There have been some pretty exciting developments in expanding education options recently, though. For example, the Khan Academy has more than 3,300 video lessons and interactvie exercises covering math all the way from preschool arithmetic to first-year calculus, which are free for anyone to take. The Academy also covers basic sciences, humanities, and finance.

If that isn't what you're looking for, why not learn a language? The BBC offers free courses on all the major European languages, and essential phrases for 40 languages. If you're interested in something less structured, free lecture videos on hundreds of topics can be found anywhere online to anyone who's really interested.

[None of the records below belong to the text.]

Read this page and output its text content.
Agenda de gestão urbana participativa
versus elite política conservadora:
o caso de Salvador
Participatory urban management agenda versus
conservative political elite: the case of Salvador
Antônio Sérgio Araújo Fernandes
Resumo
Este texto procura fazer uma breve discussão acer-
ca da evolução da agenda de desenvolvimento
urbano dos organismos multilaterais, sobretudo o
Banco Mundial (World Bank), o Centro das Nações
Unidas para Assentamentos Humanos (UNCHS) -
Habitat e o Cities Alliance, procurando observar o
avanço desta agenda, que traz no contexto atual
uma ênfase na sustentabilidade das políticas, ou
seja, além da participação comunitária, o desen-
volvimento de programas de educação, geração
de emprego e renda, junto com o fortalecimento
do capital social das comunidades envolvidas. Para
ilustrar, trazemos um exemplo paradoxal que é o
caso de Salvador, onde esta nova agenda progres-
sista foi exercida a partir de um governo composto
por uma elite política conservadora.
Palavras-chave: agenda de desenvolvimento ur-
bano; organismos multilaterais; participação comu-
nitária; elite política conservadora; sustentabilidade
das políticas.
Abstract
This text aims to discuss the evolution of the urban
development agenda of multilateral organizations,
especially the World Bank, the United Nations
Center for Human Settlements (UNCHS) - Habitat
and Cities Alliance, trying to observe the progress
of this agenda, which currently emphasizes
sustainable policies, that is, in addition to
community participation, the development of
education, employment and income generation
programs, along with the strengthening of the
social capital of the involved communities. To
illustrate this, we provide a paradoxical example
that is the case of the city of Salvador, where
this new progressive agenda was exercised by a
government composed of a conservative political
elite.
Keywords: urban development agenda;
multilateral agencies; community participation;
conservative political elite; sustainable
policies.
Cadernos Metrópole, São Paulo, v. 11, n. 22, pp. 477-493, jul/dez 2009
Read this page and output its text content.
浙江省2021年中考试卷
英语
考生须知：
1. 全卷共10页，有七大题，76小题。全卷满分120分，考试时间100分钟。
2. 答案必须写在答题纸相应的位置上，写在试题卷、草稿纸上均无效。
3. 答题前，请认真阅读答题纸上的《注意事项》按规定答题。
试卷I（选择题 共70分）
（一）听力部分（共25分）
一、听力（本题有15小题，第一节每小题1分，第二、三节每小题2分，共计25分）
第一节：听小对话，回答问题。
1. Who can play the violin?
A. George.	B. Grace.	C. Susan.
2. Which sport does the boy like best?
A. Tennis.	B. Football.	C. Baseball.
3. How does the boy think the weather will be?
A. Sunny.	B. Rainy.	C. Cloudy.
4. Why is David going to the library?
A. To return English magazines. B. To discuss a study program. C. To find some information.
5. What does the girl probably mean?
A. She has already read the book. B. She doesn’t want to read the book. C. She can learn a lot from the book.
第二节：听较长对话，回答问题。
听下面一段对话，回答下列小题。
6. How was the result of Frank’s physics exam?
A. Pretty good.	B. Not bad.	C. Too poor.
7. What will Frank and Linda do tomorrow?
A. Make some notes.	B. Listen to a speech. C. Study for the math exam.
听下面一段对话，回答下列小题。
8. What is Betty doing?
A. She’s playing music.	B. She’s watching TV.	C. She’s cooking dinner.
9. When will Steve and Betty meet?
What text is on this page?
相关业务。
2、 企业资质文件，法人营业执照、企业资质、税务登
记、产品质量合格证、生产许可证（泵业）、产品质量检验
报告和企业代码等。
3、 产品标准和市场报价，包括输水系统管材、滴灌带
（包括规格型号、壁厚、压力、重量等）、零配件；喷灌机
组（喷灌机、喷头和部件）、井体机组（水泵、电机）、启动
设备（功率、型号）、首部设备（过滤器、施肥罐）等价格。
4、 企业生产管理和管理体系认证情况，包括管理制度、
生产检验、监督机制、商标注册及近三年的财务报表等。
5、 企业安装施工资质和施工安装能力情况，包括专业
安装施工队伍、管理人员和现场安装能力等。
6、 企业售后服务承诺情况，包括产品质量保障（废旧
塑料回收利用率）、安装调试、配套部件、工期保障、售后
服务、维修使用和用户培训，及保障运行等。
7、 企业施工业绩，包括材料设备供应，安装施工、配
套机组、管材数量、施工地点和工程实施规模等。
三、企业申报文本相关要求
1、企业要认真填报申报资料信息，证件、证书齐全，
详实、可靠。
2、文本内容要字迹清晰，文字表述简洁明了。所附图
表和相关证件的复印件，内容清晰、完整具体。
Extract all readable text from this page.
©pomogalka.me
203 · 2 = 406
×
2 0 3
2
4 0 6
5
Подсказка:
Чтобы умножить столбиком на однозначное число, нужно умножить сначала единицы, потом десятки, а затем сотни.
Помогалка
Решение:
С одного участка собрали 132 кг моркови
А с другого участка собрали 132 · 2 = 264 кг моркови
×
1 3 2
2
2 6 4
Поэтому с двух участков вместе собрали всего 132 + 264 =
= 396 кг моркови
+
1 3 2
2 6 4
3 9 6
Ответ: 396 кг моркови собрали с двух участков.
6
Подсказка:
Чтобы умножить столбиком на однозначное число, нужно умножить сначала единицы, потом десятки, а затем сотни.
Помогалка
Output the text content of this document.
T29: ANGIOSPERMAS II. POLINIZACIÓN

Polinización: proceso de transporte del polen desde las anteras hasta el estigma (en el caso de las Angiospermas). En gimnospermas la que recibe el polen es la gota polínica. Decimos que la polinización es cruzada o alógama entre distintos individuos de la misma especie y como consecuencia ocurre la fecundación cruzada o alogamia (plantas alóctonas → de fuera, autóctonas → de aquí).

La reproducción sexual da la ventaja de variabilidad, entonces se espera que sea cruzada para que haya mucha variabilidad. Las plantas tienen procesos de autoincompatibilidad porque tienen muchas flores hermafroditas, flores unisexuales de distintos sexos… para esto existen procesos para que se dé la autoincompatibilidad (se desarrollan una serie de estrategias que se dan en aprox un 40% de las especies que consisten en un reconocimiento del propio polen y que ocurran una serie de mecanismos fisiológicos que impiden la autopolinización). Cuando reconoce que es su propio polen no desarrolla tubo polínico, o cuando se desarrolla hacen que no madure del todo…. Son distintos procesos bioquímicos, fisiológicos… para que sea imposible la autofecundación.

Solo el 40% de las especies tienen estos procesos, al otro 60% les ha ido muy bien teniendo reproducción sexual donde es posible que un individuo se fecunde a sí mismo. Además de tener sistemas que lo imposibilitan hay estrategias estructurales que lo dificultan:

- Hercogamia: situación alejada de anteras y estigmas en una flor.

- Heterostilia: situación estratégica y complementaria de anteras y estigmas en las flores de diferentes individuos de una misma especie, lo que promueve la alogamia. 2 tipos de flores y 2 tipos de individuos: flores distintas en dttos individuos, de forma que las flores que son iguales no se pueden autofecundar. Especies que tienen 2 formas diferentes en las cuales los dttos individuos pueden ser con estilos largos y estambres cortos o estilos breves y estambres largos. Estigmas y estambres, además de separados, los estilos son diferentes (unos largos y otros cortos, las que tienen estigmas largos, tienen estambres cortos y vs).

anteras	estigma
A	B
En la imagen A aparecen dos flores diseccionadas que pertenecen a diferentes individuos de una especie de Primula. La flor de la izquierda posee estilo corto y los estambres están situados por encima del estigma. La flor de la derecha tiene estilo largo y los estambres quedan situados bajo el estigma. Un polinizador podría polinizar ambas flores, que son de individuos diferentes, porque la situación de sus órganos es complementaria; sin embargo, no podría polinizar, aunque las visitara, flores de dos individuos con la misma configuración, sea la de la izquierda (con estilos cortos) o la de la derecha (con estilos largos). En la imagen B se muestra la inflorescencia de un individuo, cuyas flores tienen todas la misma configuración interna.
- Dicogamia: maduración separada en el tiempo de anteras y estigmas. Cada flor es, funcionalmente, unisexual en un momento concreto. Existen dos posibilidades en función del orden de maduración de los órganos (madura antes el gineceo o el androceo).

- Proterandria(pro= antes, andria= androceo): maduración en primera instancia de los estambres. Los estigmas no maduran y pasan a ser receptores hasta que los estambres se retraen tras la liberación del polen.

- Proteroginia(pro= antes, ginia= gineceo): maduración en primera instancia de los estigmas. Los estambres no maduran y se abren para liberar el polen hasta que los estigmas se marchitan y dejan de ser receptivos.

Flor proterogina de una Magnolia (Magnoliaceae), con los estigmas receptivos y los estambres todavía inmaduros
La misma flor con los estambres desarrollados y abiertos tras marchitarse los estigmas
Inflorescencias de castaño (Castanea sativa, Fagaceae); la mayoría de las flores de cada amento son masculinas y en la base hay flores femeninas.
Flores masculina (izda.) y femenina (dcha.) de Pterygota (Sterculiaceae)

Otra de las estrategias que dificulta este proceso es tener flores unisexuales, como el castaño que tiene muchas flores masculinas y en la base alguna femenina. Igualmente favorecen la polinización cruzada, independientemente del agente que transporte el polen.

What's particularly cool, though, are the opportunities that are becoming available for a more formalized education. Recently, three of the biggest names in education (MIT, Berkeley, and Harvard) joined together to offer advanced university courses for topics ranging from solid state chemistry to artificial intelligence. These even offer 'certificates of completion' - certainly worth putting on a resumé, even if they don't have quite the same weight as an official transcript. Registration for the courses is open right now, and I strongly suggest you take a look at what's being offered.

The advantage of this new-found variety in fairly high-level education options is that it may (hopefully) end up pushing the envelope for education options in universities. Many post-secondary programs are starting to allow more open-ended education, such as the option to learn by correspondence or online, and with so much knowledge so freely available we may yet see a change in the 'classical' approach to lectures.

And for those of you who truly are here to learn how to learn, I strongly suggest taking a look at some of the links - I can guarantee there's something out there you'll find fascinating.